Municipal officials have agreed to borrow $25 million by issuing tax anticipation notes to address shortfalls triggered by the coronavirus pandemic.
Members of the City Council approved the measure to borrow the funds last Tuesday. The measure states the borrowing is needed because of the 30-day grace period granted to taxpayers as a result of the pandemic. Granting the grace period barred the city from conducting a tax lien sale for the fourth quarter of the fiscal year, according to the measure.
Notes will come due 120 days after July 1.
Finance director Marge Cherone told City Council members the borrowing is being done at 1.5 percent interest rate via the Passaic County government.
Cherone told the council, during a series of budget hearings, she is not sure whether tax collection rates will drastically decline later in the year.
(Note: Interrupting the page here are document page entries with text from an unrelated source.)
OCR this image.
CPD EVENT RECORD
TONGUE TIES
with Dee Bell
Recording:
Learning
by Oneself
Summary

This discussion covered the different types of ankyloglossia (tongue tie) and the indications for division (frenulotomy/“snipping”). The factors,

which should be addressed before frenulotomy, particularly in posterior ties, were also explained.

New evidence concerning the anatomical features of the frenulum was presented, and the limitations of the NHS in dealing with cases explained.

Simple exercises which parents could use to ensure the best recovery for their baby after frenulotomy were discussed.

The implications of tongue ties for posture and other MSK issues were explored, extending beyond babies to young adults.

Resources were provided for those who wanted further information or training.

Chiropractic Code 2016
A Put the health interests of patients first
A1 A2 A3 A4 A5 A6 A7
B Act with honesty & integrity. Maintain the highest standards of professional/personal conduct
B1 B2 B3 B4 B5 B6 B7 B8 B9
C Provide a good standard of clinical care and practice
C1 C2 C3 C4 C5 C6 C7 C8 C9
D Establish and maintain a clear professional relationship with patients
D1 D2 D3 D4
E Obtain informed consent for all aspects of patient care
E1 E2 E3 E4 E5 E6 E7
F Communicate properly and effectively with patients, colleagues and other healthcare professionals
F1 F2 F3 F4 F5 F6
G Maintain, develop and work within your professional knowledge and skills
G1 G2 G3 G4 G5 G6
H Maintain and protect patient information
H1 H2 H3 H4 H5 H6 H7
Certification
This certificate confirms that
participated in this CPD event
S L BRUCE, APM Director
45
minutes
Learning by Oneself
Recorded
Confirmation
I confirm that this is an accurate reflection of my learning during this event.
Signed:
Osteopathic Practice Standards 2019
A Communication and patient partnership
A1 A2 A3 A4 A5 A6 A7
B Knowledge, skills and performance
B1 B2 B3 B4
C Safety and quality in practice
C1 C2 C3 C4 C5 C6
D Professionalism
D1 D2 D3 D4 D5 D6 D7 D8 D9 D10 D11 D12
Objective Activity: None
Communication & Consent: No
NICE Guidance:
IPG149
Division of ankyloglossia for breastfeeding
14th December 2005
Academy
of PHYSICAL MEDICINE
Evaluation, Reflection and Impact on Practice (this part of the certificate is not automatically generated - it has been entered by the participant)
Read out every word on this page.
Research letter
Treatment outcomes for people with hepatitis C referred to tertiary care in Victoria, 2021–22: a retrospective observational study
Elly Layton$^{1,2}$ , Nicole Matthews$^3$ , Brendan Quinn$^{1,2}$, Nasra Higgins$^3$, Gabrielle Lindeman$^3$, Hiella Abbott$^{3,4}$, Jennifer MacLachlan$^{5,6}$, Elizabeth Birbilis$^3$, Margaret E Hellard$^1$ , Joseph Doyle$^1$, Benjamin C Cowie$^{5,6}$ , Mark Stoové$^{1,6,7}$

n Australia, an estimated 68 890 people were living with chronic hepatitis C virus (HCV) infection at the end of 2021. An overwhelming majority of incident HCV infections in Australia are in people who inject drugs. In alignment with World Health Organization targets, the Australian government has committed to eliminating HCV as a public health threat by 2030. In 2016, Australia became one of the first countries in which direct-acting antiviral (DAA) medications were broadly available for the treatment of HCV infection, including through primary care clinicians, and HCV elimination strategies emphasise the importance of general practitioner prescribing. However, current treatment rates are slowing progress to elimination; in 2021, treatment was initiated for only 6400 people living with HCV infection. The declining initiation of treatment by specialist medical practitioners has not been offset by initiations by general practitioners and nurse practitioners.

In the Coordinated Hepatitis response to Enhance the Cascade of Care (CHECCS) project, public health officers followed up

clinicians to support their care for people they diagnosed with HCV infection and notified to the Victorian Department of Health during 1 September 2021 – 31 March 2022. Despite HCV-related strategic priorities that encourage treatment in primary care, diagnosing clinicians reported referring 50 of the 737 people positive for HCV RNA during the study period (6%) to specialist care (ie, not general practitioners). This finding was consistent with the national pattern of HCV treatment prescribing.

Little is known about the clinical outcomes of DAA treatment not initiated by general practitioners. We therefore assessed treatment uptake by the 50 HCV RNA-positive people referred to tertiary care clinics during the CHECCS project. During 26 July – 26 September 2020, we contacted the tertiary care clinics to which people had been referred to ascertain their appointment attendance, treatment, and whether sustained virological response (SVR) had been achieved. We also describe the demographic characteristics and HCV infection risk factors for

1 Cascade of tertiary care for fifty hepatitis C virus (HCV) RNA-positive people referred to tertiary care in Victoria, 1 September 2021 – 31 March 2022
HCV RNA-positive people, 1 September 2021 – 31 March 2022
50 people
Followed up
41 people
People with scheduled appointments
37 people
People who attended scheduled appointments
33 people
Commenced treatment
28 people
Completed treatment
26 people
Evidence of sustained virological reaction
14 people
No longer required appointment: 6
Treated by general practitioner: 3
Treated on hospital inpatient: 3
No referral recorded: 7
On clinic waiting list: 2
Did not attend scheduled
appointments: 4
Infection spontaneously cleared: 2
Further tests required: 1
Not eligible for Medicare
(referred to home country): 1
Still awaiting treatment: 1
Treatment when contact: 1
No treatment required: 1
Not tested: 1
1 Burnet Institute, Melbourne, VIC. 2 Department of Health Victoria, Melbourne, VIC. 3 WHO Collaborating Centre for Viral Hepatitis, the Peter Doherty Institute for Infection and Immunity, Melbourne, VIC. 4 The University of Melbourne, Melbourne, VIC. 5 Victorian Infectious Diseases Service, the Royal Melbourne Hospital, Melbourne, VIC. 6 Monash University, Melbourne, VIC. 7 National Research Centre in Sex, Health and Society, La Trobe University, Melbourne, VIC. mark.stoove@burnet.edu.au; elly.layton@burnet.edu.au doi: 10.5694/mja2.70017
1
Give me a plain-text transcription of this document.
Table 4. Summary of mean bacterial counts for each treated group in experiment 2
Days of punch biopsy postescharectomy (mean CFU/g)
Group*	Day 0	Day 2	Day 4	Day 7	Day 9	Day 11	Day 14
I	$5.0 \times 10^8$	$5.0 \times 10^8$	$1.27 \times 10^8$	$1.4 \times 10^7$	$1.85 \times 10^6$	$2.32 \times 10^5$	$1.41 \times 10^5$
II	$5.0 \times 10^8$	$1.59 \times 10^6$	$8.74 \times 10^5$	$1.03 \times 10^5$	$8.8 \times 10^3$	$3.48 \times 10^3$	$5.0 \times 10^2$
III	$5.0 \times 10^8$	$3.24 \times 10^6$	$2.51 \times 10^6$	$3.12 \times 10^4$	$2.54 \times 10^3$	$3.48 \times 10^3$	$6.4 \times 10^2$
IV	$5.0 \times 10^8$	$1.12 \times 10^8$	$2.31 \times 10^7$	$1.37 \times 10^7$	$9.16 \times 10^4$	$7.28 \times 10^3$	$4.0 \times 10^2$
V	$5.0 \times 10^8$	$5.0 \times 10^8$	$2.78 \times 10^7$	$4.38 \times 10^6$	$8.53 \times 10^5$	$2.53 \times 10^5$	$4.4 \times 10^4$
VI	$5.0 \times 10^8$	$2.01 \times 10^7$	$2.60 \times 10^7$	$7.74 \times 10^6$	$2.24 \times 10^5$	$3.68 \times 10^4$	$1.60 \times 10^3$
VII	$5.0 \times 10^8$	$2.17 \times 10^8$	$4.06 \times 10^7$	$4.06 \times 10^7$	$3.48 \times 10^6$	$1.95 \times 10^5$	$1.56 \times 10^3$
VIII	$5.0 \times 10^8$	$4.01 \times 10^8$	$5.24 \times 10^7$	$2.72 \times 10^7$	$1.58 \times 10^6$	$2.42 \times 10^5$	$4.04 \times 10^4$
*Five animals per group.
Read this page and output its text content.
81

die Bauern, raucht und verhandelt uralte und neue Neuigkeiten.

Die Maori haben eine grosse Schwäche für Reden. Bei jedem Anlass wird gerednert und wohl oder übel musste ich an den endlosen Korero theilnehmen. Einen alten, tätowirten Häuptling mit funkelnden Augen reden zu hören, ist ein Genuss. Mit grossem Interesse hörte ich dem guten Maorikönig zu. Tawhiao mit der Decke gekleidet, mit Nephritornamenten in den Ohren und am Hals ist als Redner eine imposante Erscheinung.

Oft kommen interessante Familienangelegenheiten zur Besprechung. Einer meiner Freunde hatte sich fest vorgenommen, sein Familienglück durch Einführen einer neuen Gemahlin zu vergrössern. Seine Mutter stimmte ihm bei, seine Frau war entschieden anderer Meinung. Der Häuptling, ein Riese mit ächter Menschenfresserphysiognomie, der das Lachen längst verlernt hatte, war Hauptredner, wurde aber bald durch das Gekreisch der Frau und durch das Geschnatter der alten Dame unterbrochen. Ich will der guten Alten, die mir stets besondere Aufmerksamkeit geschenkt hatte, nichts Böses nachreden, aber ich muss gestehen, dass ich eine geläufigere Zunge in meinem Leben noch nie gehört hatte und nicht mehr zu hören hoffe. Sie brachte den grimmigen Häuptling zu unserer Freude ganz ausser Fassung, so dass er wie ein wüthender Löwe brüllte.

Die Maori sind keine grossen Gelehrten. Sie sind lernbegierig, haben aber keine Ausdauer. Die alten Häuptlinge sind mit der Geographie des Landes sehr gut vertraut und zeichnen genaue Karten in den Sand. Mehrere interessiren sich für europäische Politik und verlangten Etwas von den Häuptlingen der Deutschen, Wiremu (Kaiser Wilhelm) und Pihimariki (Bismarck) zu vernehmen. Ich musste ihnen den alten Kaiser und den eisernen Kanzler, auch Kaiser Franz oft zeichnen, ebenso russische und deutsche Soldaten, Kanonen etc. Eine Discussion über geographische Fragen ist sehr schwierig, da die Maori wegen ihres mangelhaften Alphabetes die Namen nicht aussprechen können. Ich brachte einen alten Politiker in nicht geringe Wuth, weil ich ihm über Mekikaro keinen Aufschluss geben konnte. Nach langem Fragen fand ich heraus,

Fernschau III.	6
“We don’t know what the actually tax collection in the August and November quarters will be,” Cherone told the council last week.
Council members have worried their constituents will not be able to pay property taxes. Local businesses were closed for two months because of the pandemic. Many local residents have lost their jobs.
New Jersey unemployment rate has surged to 15.3 percent. Paterson’s rate has always been nearly twice the state average.
Cherone said the city is facing a $7 million budget shortfall in next fiscal year’s budget. That deficit figure assumes the city is still in the state health insurance plan. An adverse court ruling on the insurance issue could create a $10 million hole in the budget, officials said. The city ditched its self-insurance program for the state health plan last year, but the move has been challenged by the police and fire unions.
Council members have been holding a series of departmental budget hearings for the fiscal 2021 budget.